Judicial review turns theoretical when the filmmaker never receives the order. Confidentiality may shield sensitive material. It cannot reduce a statutory order to the silent disappearance of a film.

An earlier vanishing

The takedown recalls Indibily Creative v Government of West Bengal (2019). The Bengali satire Bhobishyoter Bhoot held a valid certificate, yet vanished from theatres after police calls and informal pressure.

The Supreme Court held that the State cannot act as a super-censor. Free expression, it said, imposes a positive duty of protection, and informal suppression leaves the victim nothing to challenge. Satluj never had a certificate, and the Centre claims a statutory mechanism. The concern is the same. A lawful block requires an identifiable order under an identifiable provision. Undefined “current developments” blur statutory power into executive pressure.

The government knows what such an order looks like. In March, the same ministry notified Telegram under Section 79(3)(b) of the IT Act to disable 3,142 identified piracy channels. Named content, a named provision, a written notification.

Satluj has received nothing comparable in public.

From scissors to switch

The pattern predates this film. SonyLIV volunteered Arun Karthick’s Nasir to the Board in 2022, though no certificate was required, and the film never surfaced.

Netflix streamed the censored theatrical cut of Anubhav Sinha’s Bheed under no legal compulsion. Zee itself pulled the Tamil film to Annapooran from streaming in January 2024 and apologised after Hindutva groups complained. Platforms behaved as though the Board’s writ already ran online. Satluj‘s makers relied on the truth that it does not.

The State then closed the route. The censor’s scissors were replaced by an executive switch.

The Internet Freedom Foundation, in a video posted on X, has asked the central question. Why remove a film that no law required to be certified for online release?
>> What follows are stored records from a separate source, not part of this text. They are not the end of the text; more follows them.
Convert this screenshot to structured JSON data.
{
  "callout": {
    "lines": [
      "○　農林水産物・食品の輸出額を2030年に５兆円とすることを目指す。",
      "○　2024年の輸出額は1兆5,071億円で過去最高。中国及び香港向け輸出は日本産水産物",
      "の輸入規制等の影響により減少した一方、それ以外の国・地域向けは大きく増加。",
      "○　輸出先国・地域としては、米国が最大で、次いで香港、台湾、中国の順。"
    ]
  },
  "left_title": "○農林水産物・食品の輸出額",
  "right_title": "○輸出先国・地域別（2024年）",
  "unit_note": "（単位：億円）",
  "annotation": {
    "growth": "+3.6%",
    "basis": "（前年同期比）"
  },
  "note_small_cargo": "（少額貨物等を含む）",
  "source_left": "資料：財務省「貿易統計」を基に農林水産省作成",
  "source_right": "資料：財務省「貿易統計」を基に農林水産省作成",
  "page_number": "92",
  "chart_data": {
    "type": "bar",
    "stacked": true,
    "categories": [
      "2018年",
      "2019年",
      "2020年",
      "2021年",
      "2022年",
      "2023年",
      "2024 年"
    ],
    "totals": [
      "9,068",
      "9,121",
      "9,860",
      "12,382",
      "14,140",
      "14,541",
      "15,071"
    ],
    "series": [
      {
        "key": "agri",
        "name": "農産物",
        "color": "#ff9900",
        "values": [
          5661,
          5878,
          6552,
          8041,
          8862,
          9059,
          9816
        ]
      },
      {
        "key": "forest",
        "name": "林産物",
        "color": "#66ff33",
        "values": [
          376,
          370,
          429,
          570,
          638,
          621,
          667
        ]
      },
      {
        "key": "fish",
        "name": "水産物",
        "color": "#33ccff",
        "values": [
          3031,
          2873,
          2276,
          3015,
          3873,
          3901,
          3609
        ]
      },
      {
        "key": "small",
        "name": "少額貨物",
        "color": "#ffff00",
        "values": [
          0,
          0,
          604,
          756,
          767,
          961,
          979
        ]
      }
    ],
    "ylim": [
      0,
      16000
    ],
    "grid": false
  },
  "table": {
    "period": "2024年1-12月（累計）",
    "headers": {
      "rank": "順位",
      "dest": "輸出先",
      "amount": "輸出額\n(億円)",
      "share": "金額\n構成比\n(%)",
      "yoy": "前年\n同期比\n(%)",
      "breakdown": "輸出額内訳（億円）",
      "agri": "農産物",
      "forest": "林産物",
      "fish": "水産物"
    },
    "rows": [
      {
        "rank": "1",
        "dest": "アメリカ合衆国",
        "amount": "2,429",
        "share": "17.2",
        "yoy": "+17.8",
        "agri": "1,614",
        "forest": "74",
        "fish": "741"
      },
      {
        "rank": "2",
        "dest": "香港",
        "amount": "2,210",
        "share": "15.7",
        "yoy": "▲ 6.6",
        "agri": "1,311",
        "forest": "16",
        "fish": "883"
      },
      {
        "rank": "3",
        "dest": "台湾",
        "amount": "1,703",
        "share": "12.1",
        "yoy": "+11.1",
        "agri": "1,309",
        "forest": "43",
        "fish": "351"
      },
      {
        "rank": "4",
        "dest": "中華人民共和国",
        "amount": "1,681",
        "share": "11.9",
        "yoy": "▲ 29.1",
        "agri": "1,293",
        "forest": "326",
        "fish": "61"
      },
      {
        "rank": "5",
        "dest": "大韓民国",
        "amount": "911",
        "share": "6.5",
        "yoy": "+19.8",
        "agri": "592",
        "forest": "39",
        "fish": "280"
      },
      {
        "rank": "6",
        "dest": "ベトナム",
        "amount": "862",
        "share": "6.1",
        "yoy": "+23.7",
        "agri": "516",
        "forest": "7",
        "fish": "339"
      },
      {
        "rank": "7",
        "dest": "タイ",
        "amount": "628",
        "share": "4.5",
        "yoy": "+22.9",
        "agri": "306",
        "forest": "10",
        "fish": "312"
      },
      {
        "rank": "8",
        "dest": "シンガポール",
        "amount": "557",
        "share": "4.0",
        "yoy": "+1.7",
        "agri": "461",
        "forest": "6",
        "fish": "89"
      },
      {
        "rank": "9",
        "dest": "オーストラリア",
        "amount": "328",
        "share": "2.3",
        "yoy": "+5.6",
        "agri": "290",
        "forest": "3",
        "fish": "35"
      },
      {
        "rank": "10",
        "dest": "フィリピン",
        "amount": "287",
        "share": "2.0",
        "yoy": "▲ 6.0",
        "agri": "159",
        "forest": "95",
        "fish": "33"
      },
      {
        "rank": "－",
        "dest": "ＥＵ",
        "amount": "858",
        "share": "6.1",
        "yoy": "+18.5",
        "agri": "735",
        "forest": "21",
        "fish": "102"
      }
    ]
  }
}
The takedown also lands amid a fortnight of opaque directions to platforms. Telegram was blocked for six days around the NEET-UG re-examination. Username notices went to WhatsApp, Telegram and Signal.

On July 4, an unpublished notice, known only through a press handout, ordered Telegram to build piracy-detection machinery and report within 15 days. Secrecy, the foundation said of that notice, is “an unfortunate hallmark of digital censorship”: the public gets source-briefed handouts, never the order itself.

The foundation warned during the Tandav controversy that the Rules’ oversight design invites a heckler’s veto, coordinated complaints pressuring platforms into cutting lawful material. It has also documented the secrecy of Section 69A orders, including the unpublished blocking of the BBC’s Modi documentary.

Proportionality deepens the doubt. The Rules themselves contemplate graded responses: a warning, a disclaimer, an adult rating, the deletion of specified scenes. Why did the whole film have to go? If the government holds material the public cannot see, it can place that material before a court under suitable confidentiality. What it cannot do is let the gravity of the word “security” dispense with the obligation of reasons.

Widespread condemnation

Punjab’s politics has meanwhile spoken in one voice. The Akali Dal called the removal an “assault on our collective memory”; the Congress and the ruling AAP condemned it; the SGPC demanded release.

The events the film depicts occurred under Congress governments at the Centre and in the state. Their suppression on a rival’s watch suggests the anxiety attaches to depictions of state violence, whoever presided over it.

The takedown’s legality will turn on documents nobody has seen. Was there a written recommendation, and on which ground? Did the committee review the block in time? Why was total removal necessary? Until those answers come, the removal of Satluj completes, by another route, the censorship the Board began four years ago. Its logic is circular: the film must be blocked because it was never certified, though no certificate was required.

The Supreme Court placed Khalra’s story on the judicial record nearly 15 years ago. Whether Indians may see on screen what their highest court has found as fact is now the only question left.